Ostatnie minuty pierwszej części gry należały do Ruchu, który był bliski wyjścia na prowadzenie. Patryk Lipski wyprowadził kontratak i dośrodkował w pole karne, a głową strzelał Niezgoda. Piłkę na rzut rożny wybił jednak Kuciak, który jest zdecydowanie najlepszym zawodnikiem gdańszczan w tym roku.

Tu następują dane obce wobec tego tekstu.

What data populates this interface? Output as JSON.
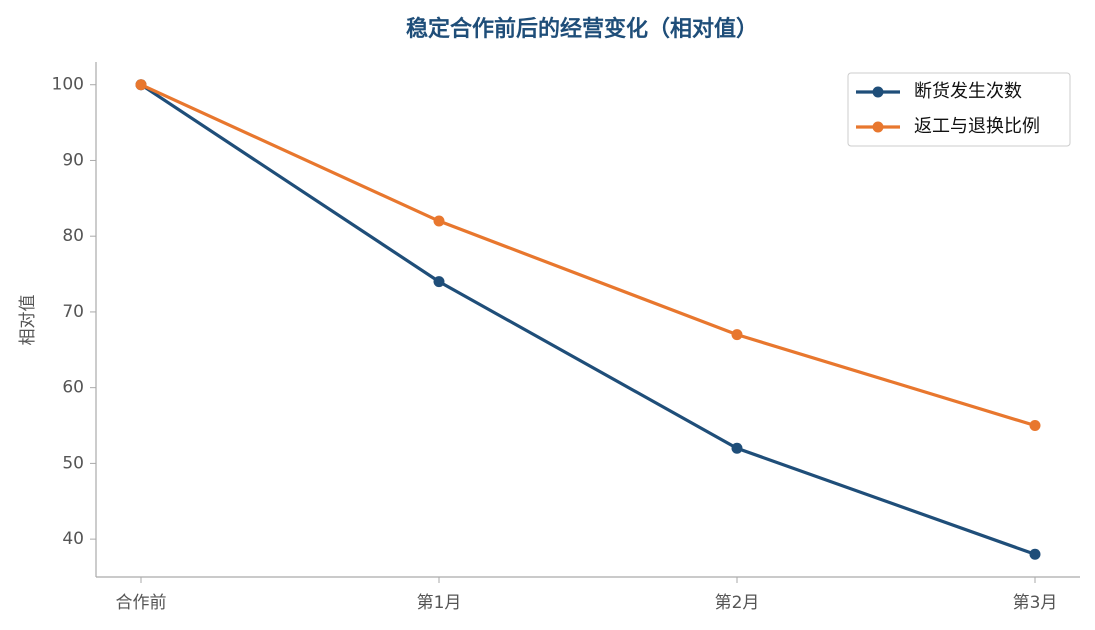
{
  "chart_data": {
    "type": "line",
    "title": "稳定合作前后的经营变化（相对值）",
    "y_label": "相对值",
    "categories": [
      "合作前",
      "第1月",
      "第2月",
      "第3月"
    ],
    "series": [
      {
        "name": "断货发生次数",
        "color": "#1f4e79",
        "values": [
          100,
          74,
          52,
          38
        ]
      },
      {
        "name": "返工与退换比例",
        "color": "#e8772e",
        "values": [
          100,
          82,
          67,
          55
        ]
      }
    ],
    "ylim": [
      35,
      103
    ],
    "yticks": [
      40,
      50,
      60,
      70,
      80,
      90,
      100
    ],
    "grid": false,
    "legend": "upper right"
  }
}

BRAMKI PO INDYWIDUALNYCH BŁĘDACH

Drugą połowę świetnie zaczęli chorzowianie, którzy po kilku minutach wyszli na prowadzenie. Lipski dośrodkował w pole karne, a piłkę do własnej bramki głową skierował Stolarski, który zmylił bramkarza na tyle, że Słowak nie miał szans na skuteczną interwencję. Lechia wyrównała w 61. minucie. Piotr Nowak pokazał, że ma nosa do wprowadzania rezerwowych, kiedy wpuścił na boisko Lukasa Haraslina i Marco Paixao. Pierwszy dograł w pole karne, a drugi wpakował futbolówkę do bramki. Dla obu były to pierwsze kontakty z piłką. Lechia na prowadzeniu była tylko przez pięć minut. Piłkę w środku pola stracił Krasić, lewą stroną popędził Moneta, który dograł do Niezgody, a snajper Ruchu nie miał problemów ze zdobyciem dziewiątego gola w tym sezonie. Winę za straconą bramkę ponosi kapitan biało-zielonych, który zamiast oddać piłkę do partnera, wdał się w niepotrzebny drybling i pozwolił rywalom na przeprowadzenie akcji.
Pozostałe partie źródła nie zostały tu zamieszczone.